Back in 1983, 25-year-old Saeed Dezfouli fled Iran and found asylum in Australia. He became a citizen in 1986 and found work as a court interpreter. But today he is a prisoner and a patient in Sydney’s Long Bay jail where he is involuntarily injected with anti-psychotic medication, according to one of his advocates, Michael Poynder.

Mr Dezfouli was jailed for setting fire to the New South Wales Community Relations Commission office in Ashfield in 2001. In 2004 a jury found him not guilty of manslaughter by reason of mental illness and not guilty of maliciously damaging property by fire by reason of mental illness. Since then he has languished in the prison system.

Currently a patient at the Long Bay Forensic Hospital, Dezfouli has over the past two years vigorously pursued claims against the prison administration for access to his medical records, and to complain against discrimination. He is clearly a determined man.

But now, according to Michael Poynder, who works with a prisoners advocacy organisation in Sydney called Justice Action, every fortnight Dezfouli, is being held down by up to eight staff and forcibly injected with Clopixol, a drug designed to alleviate paranoia and hallucinations.

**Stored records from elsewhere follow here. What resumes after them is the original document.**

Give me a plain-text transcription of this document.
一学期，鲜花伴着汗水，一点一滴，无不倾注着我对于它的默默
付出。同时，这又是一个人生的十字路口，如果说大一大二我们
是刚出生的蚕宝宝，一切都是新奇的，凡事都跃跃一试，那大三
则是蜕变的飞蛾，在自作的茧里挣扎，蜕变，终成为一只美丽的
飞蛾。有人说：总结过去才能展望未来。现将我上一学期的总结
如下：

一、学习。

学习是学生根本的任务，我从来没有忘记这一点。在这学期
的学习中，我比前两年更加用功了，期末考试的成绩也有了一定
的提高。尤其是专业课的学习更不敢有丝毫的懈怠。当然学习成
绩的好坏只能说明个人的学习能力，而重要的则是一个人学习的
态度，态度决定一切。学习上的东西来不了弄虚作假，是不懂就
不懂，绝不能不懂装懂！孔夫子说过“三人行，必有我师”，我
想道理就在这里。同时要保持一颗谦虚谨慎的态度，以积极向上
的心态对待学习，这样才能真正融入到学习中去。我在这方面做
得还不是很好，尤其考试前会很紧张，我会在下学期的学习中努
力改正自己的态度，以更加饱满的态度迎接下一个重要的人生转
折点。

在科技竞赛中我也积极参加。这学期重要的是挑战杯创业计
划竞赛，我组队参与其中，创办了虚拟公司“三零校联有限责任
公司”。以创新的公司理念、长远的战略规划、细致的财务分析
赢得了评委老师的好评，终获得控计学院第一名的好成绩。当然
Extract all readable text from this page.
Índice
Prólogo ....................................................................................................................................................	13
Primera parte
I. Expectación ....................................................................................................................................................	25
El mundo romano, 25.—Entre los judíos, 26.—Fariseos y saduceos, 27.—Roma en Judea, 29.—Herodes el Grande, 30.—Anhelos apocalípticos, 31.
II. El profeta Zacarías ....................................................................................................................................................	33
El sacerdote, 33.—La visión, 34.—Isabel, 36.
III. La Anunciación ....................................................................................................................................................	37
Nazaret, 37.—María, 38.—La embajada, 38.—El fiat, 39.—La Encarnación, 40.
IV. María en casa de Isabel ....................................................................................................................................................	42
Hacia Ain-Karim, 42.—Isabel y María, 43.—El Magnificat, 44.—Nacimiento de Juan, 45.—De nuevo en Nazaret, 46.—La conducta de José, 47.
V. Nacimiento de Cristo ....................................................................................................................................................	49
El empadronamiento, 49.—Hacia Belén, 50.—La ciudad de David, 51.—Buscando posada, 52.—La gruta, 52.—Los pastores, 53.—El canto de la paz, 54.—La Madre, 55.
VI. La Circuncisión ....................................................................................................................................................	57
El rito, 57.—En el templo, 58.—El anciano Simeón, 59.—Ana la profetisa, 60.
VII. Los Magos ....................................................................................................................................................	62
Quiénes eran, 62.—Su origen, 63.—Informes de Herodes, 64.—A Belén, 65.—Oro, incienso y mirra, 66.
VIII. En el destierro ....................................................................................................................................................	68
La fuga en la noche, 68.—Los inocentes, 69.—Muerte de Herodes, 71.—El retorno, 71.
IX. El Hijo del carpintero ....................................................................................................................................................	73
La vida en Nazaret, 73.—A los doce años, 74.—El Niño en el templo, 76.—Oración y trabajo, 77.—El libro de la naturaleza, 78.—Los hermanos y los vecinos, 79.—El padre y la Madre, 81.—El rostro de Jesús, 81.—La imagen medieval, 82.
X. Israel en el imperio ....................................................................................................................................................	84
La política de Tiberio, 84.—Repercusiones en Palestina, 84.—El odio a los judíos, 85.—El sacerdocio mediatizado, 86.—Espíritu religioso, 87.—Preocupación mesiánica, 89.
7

Poynder says what is happening to Dezfouli is in clear breach of a Health Department protocol which says, “An injection without consent should be given only in the interest of the immediate physical safety of the patient or those in his or her vicinity.”

There is no record, Poynder says, of Dezfouli being violent while he has been in prison.

Worse still, says Brett Collins, who heads Justice Action and has also been nominated by Dezfouli as his primary carer, repeated requests made by himself and Dezfouli orally and in writing over the past two months for the injections to cease have simply been ignored by the prison health authorities.

The claims made by Dezfouli’s advocates are serious and if proven, show that while mental health professionals are bestowed with enormous powers under legislation in each state and territory, when it comes to prisons where mental illness is rife, they are not sufficiently accountable.

This is particularly the case in New South Wales where both sides of the political fence are demonstrably interested only in making sure that prisons are hell holes and that prisoners have few enforceable rights.

Such an attitude on the part of legislators is in clear breach of the law. As former High Court Justice Michael Kirby said in 2004:

“[Prisoners] have lost their liberty whilst they are in prison. However, so far as I am concerned, they have not lost their human dignity or their right to equality before the law.”

The claims made about Saeed Dezfouli need to be investigated independently of government.

Mr Dezfouli may have lost his liberty, but he has the right to refuse treatment and he most certainly has a clear right to ask that a decision to subject his body and mind to involuntary injections of a powerful drug be reviewed before it proceeds further.

Greg Barns is a legal adviser to Tasmanian prisoners advocacy group, Prison Action Reform.